Most of my clients seeking a federal resume are also open to private sector roles. After all, they recognize that the federal process can be a lengthy one. Not everyone’s bank account can wait out the process, and it is good to keep one’s options open. But don’t think that a catch-all resume format exists that accounts for both sectors.
As stated on the USAJobs.gov website, a federal resume is used to “determine if you meet the requirements and qualifications for a job announcement”. Federal HR personnel operate under strict federal employment laws, rules, and regulations. These prohibit them from “drawing conclusions” or “making assumptions” regarding your experience or qualifications. You have to spell out everything in a federal resume. Don’t assume they will note your oral communication skills or leadership acumen if you do not point it out. They are not allowed to do so. If it is stated as a factor for consideration, you need to spell it out on the resume. Be thorough when it comes to your content.
The federal resume infrastructure another factor to consider. The federal resume requires you to include citizenship status, hours worked per week , and supervisor names and contact information. Don’t to be miserly with your margins and spacing. Give attention to brevity and efficient delivery, but even then, your federal resume can easily reach 5 pages in length. That is okay. But please know, if you try submitting that federal resume to a private sector recruiter or a hiring manager, its likely to get trashed. Even before reading your name.

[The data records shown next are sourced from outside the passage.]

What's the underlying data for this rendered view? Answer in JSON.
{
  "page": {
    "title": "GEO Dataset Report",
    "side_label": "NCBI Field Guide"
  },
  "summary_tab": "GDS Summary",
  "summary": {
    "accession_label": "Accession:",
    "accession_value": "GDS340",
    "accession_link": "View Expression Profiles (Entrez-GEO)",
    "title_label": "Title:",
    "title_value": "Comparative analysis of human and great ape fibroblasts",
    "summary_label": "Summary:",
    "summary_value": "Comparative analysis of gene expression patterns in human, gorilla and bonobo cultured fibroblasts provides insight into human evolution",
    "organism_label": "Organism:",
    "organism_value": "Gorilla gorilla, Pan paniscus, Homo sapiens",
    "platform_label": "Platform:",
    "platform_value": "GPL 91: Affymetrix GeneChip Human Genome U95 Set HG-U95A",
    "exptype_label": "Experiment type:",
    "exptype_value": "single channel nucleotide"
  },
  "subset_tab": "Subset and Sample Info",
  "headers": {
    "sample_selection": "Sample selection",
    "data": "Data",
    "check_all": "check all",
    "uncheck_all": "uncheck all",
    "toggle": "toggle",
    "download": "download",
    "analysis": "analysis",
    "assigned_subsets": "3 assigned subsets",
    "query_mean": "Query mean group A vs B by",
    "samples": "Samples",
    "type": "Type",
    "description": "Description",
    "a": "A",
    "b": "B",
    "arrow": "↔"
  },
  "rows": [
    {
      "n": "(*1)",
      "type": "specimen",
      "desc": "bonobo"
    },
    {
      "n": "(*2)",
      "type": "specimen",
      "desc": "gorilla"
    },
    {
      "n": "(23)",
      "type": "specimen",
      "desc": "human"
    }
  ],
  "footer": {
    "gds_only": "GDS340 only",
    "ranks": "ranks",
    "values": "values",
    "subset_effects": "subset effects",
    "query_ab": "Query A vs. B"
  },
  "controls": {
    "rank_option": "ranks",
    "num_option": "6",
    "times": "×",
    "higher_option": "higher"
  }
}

A private sector resume is a completely different animal with a slightly varied goal. This document is used as a “marketing tool” to get the interview. It is there you add more context to your candidacy. Unlike its federal resume counterpart, the private sector resume should be kept to no more than 2 pages in length (3 pages in certain exceptions). Thus, this dictates the need for a difference in approach to content right at the start.
The private sector resume is not an “all-inclusive” document that spells out every aspect of your experience. We want to focus on highlights and high impact items here. Why? Recruiters spend only 7.4 seconds per resume and we have to be certain the critical “differentiating” content isn’t missed. Because no one is reading an entire document in 7.4 seconds, right?
Is there a rule against using a private sector resume for a federal role and vice versa? No, there isn’t. But if you have 250 competitors for 1 spot and don’t even bother to use the tool designed for the task, how can you expect to achieve the objective?